One of the real reasons to buy this anthology is the fact that it offers the printed versions of stories that first show up online, on super-duper respected sites like Scifiction at Scifi.com and Strange Horizons. Until smart paper shows up, this will be the best way for us to read this fiction while eating shrimp tacos for lunch on the Santa Cruz Wharf.

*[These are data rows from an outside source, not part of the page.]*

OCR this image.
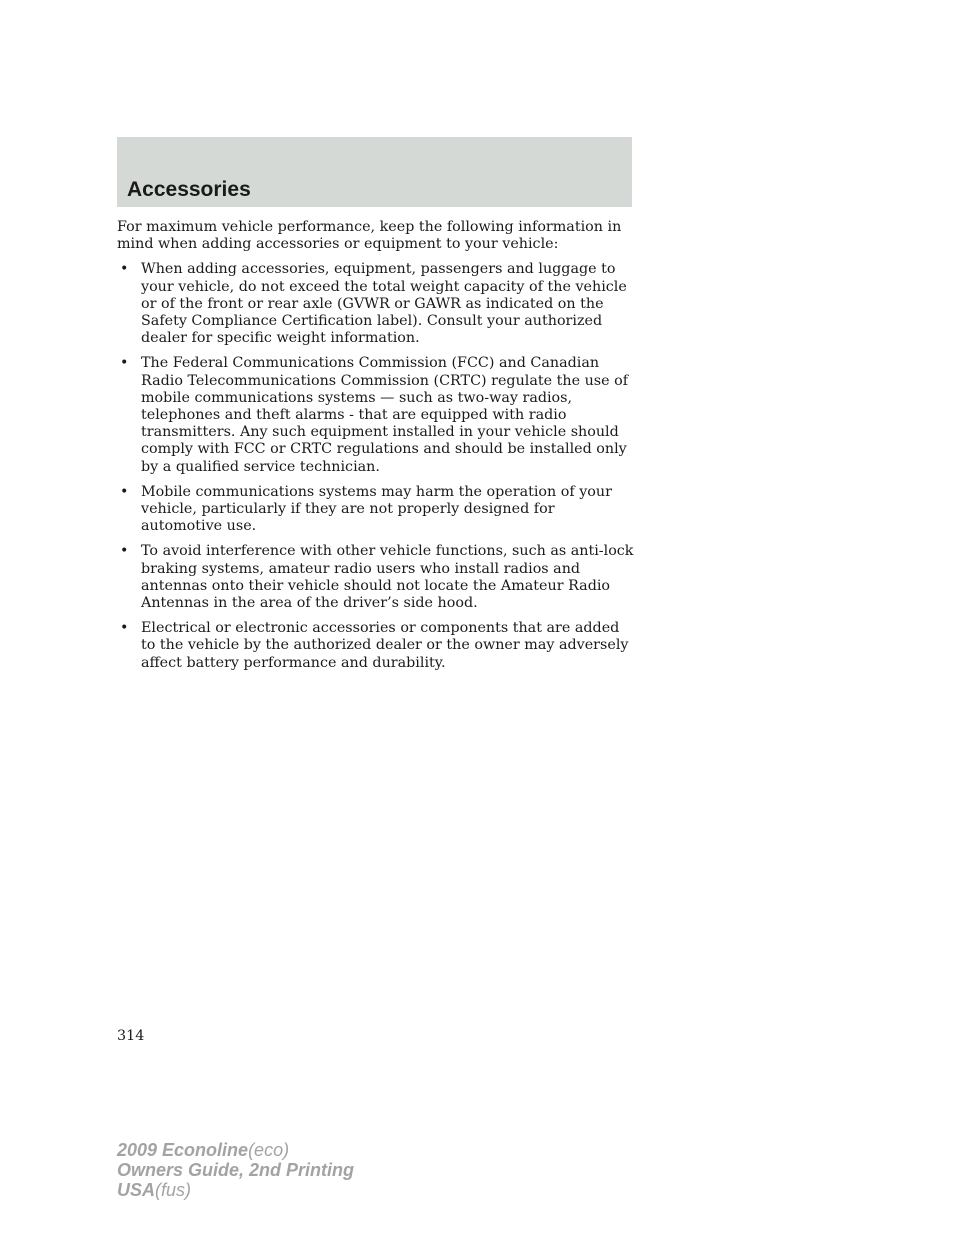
Accessories

For maximum vehicle performance, keep the following information in mind when adding accessories or equipment to your vehicle:

• When adding accessories, equipment, passengers and luggage to your vehicle, do not exceed the total weight capacity of the vehicle or of the front or rear axle (GVWR or GAWR as indicated on the Safety Compliance Certification label). Consult your authorized dealer for specific weight information.
• The Federal Communications Commission (FCC) and Canadian Radio Telecommunications Commission (CRTC) regulate the use of mobile communications systems — such as two-way radios, telephones and theft alarms - that are equipped with radio transmitters. Any such equipment installed in your vehicle should comply with FCC or CRTC regulations and should be installed only by a qualified service technician.
• Mobile communications systems may harm the operation of your vehicle, particularly if they are not properly designed for automotive use.
• To avoid interference with other vehicle functions, such as anti-lock braking systems, amateur radio users who install radios and antennas onto their vehicle should not locate the Amateur Radio Antennas in the area of the driver’s side hood.
• Electrical or electronic accessories or components that are added to the vehicle by the authorized dealer or the owner may adversely affect battery performance and durability.
314
2009 Econoline(eco)
Owners Guide, 2nd Printing
USA(fus)
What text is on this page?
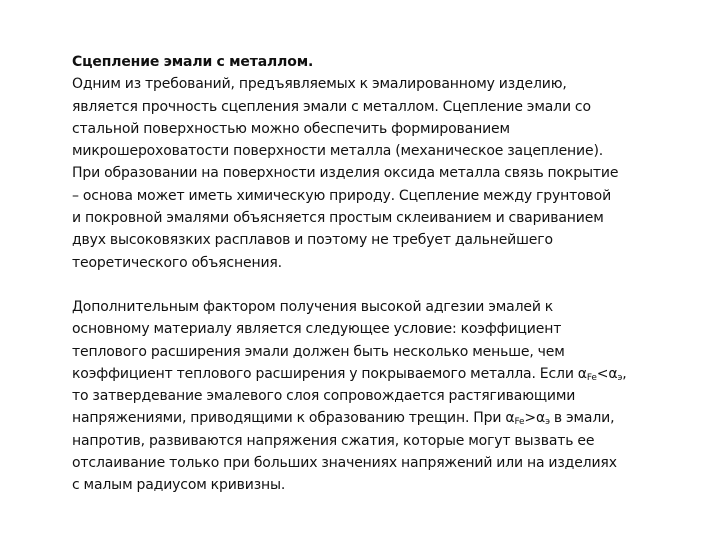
Сцепление эмали с металлом.
Одним из требований, предъявляемых к эмалированному изделию,
является прочность сцепления эмали с металлом. Сцепление эмали со
стальной поверхностью можно обеспечить формированием
микрошероховатости поверхности металла (механическое зацепление).
При образовании на поверхности изделия оксида металла связь покрытие
– основа может иметь химическую природу. Сцепление между грунтовой
и покровной эмалями объясняется простым склеиванием и свариванием
двух высоковязких расплавов и поэтому не требует дальнейшего
теоретического объяснения.

Дополнительным фактором получения высокой адгезии эмалей к
основному материалу является следующее условие: коэффициент
теплового расширения эмали должен быть несколько меньше, чем
коэффициент теплового расширения у покрываемого металла. Если $\alpha_{Fe}<\alpha_э$,
то затвердевание эмалевого слоя сопровождается растягивающими
напряжениями, приводящими к образованию трещин. При $\alpha_{Fe}>\alpha_э$ в эмали,
напротив, развиваются напряжения сжатия, которые могут вызвать ее
отслаивание только при больших значениях напряжений или на изделиях
с малым радиусом кривизны.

The other big value add-on is the space given over to actual criticism of the genre. This time around you get the views of Paul McAuley, China Miéville, Lucius Shepard and Bruce Sterling. But even better is the inclusion of Jeff VanderMeer's standout 'The Romantic Underground: An Exploration of a Nonexistent and Self-Denying Movement.' It's a hilarious look at the proliferation of subgenres that goes on in SF&F. And it demonstrates that yes, we can laugh at ourselves.

We can, really.

Look into my eyes.

We're here to help.

Psycho Memoir


Look -- something pretty. Something bright. A scalpel.
One of these things is not like the other. Well, you got that pink cover for one thing. Sure, that's sort-of a giveaway. And the title font, that girly script. Maybe that's another. But dont let either of those fool you into thinking that 'Borderlines' by Caroline Kraus (Broadway Books / Doubleday / Random House ; March 2005 ; $12.95) is a girly guide to girly life. Yes, it might start that way. Reeling with grief from the death of her mother, twenty-three year old Caroline Kraus moved far away from home to San Francisco and apparently into a terrorizing novel of psychological horror.

Her first friend upon arriving was a charismatic beauty named Jane. Jane and Caroline were perfect for one another. Jane offers Caroline a free-spirited friendship, supportive, intuitive and understanding. The two soon become inseparable.

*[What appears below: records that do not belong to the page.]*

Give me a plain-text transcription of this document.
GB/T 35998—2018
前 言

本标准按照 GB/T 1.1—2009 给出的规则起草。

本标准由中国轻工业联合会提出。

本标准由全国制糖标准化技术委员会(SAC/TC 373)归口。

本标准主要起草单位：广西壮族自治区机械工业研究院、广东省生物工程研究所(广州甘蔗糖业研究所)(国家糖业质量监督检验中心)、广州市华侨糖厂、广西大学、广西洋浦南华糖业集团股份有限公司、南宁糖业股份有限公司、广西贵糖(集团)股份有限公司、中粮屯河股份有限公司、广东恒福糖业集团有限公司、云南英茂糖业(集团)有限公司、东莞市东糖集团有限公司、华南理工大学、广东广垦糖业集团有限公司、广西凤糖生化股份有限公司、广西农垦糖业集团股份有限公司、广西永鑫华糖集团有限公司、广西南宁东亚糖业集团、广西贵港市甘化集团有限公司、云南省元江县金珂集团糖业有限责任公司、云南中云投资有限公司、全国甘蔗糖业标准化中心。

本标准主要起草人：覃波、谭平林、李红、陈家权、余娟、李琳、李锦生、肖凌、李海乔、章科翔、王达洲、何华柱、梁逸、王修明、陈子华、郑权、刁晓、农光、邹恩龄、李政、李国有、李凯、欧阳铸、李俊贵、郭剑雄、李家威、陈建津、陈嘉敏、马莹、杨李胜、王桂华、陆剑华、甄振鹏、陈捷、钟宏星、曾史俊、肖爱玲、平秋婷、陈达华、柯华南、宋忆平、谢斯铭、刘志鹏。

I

And that soon becomes a problem.

Caroline has just unknowingly landed herself on one of the slippery slopes of San Francisco, a human San Andreas Fault with tremors aplenty and problems that reach right to the center of her soul.

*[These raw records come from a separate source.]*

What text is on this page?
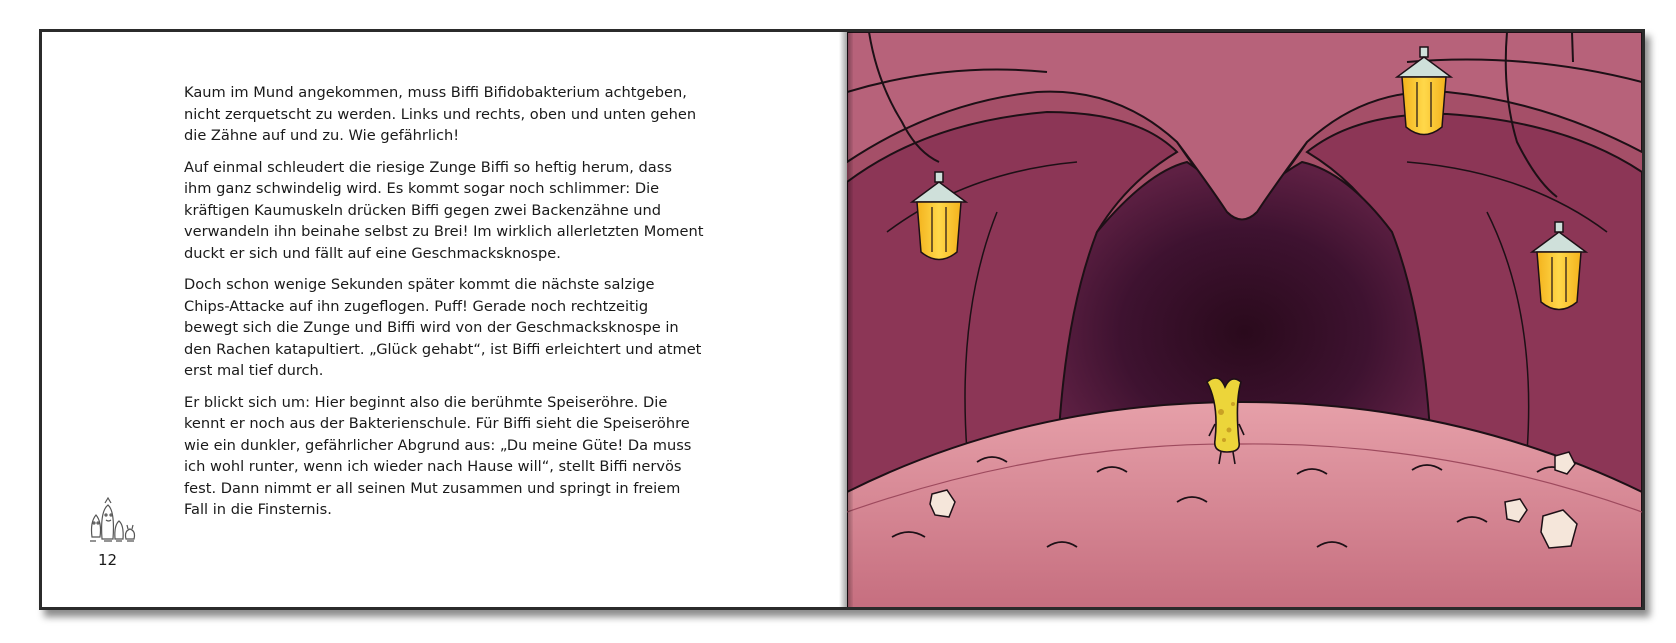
Kaum im Mund angekommen, muss Biffi Bifidobakterium achtgeben, nicht zerquetscht zu werden. Links und rechts, oben und unten gehen die Zähne auf und zu. Wie gefährlich!

Auf einmal schleudert die riesige Zunge Biffi so heftig herum, dass ihm ganz schwindelig wird. Es kommt sogar noch schlimmer: Die kräftigen Kaumuskeln drücken Biffi gegen zwei Backenzähne und verwandeln ihn beinahe selbst zu Brei! Im wirklich allerletzten Moment duckt er sich und fällt auf eine Geschmacksknospe.

Doch schon wenige Sekunden später kommt die nächste salzige Chips-Attacke auf ihn zugeflogen. Puff! Gerade noch rechtzeitig bewegt sich die Zunge und Biffi wird von der Geschmacksknospe in den Rachen katapultiert. „Glück gehabt“, ist Biffi erleichtert und atmet erst mal tief durch.

Er blickt sich um: Hier beginnt also die berühmte Speiseröhre. Die kennt er noch aus der Bakterienschule. Für Biffi sieht die Speiseröhre wie ein dunkler, gefährlicher Abgrund aus: „Du meine Güte! Da muss ich wohl runter, wenn ich wieder nach Hause will“, stellt Biffi nervös fest. Dann nimmt er all seinen Mut zusammen und springt in freiem Fall in die Finsternis.

12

Jane, it happens, is the kind of gal who slices herself with razors. Who has maybe a couple of identities on the side, and a financial record that's the girly, personal version of Enron. What unfolds in 'Borderlines' is a tale of broken identity, of horrific manipulation, of financial ruin and physical aggression. Everybody might look pretty on the cover, but underneath, readers are going to find an even more pleasing look at ugliness. For anyone who has ever had a psycho-friend, or known someone who had a psycho-friend, 'Borderlines' is required, if uncomfortable reading.

And that "uncomfortable reading" tag may make it perfect fodder for a whole host of readers who like their horror light-of-day realistic. It doesn't get much more real than this memoir, but then, this is a reality that most of us would greatly prefer to encounter as a reading experience, not a life experience. And oddly enough, that's what makes it such a compelling reading experience.

Come to think of it, what you have here is a typical monster book where the monster not only pursues the pretty girl, the monster is a pretty girl. Of course, in many life experiences that is often the case. And if one of these girls is not like the other -- or anyone you know, for that matter -- count yourself lucky.